## Heat Loss Through a Glass Pane

### Task number: 1277

How much heat is lost within an hour through a pane of glass 4 mm thick and with an area of 2 m2 given that the outdoor temperature is −10 °C and the room temperature is 20 °C?

• #### Hint

What variables does the amount of heat that passes through a pane of glass depend on? Does it depend directly or inversely? The constant of proportionality is called the thermal conductivity coefficient.

• #### Analysis

The heat that passes through the pane of glass per a unit of time is directly proportional to the temperature differences and the surface area of the glass pane, and inversely proportional to the thickness of the glass. The constant of proportionality is the thermal conductivity coefficient.

• #### Numerical values

 d = 4 mm = 4·10−3m the thickness of the glass pane S = 2 m2 the surface area of the glass pane t1 = −10 °C the outdoor temperature t2 = 20 °C the room temperature τ = 3600 s the time, for which we measure how much heat passes through the glass pane Q = ? the heat lost through the glass pane within one hour

From The Handbook of Chemistry and Physics:

 λ = 1,0 W m−1K−1 the thermal conductivity coefficient of glass
• #### Solution

The heat that passes through the glass pane is directly proportional to the surface area S of the pane, the temperature difference Δt and time τ, and inversely proportional to the pane thickness d. The constant of proportionality is the thermal conductivity coefficient λ of the material. Therefore, we can write:

$Q=\frac{\lambda S\tau\mathrm{\Delta}t}{d}=\frac{\lambda S\tau\left(t_2-t_1\right)}{d}\,\mathrm{.}$

Numerical insertion:

$Q=\frac{\lambda S\tau\left(t_2-t_1\right)}{d}=\frac{1.0\cdot{2}\cdot{3600}\left(20+10\right)}{4\cdot{10^{-3}}}\,\mathrm{J}\dot=$ $\dot=54\cdot{10^6}\,\mathrm{J}=54\,\mathrm{MJ}$

The amount of heat that passes through a glass pane within one hour is approximately 54 MJ.

• #### For information

If we had windows made of glass with properties stated in this task, the heat losses would be enormous. The heat losses are nowadays reduced by using various methods, for example doubling the glass. The layer of air between the two panes has much lower value of the thermal conductivity coefficient than the glass itself, hence loosing less heat.

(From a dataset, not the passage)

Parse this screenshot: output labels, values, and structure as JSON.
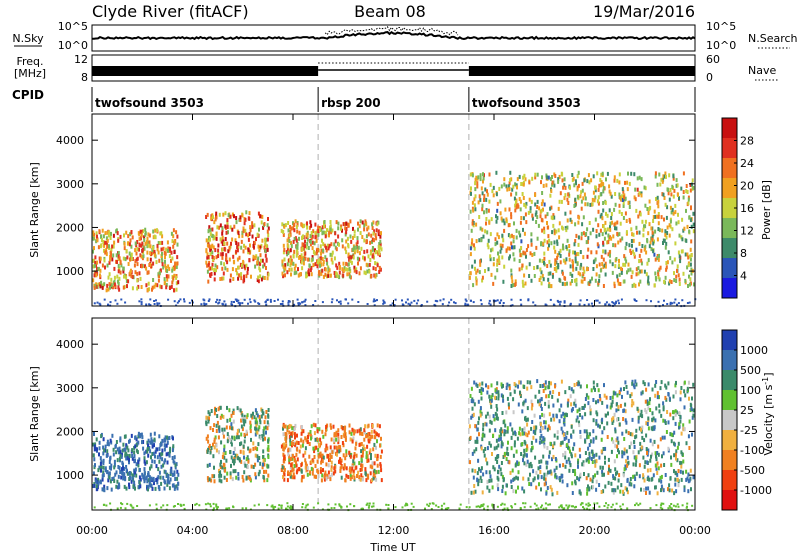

The space between two glass panes can also be filled with other gases, such as argon, xenon or krypton; all of them have lower values of thermal conductivity coefficient.

Another method is using a thin layer of metal coating or bonding a foil to reflect the heat back into the room.

The manufacturers characterize the properties of window panes with the coefficient U0, which indicates, how much heat passes through a window with surface area of 1 m2 at a temperature difference 1 °C per a unit of time. Its unit is therefore Wm−2K−1. We obtain the coefficient U0 by dividing the thermal conductivity coefficient λ by the thickness d of the pane.

For glass from this task we get the value of the coefficient U0:

U0 = 250 W m−2K−1.

The manufacturers of window panes indicate that the value of U0 of certain types of windows is less than 1.15  W m−2K−1, which differs significantly from the value for the glass in our task.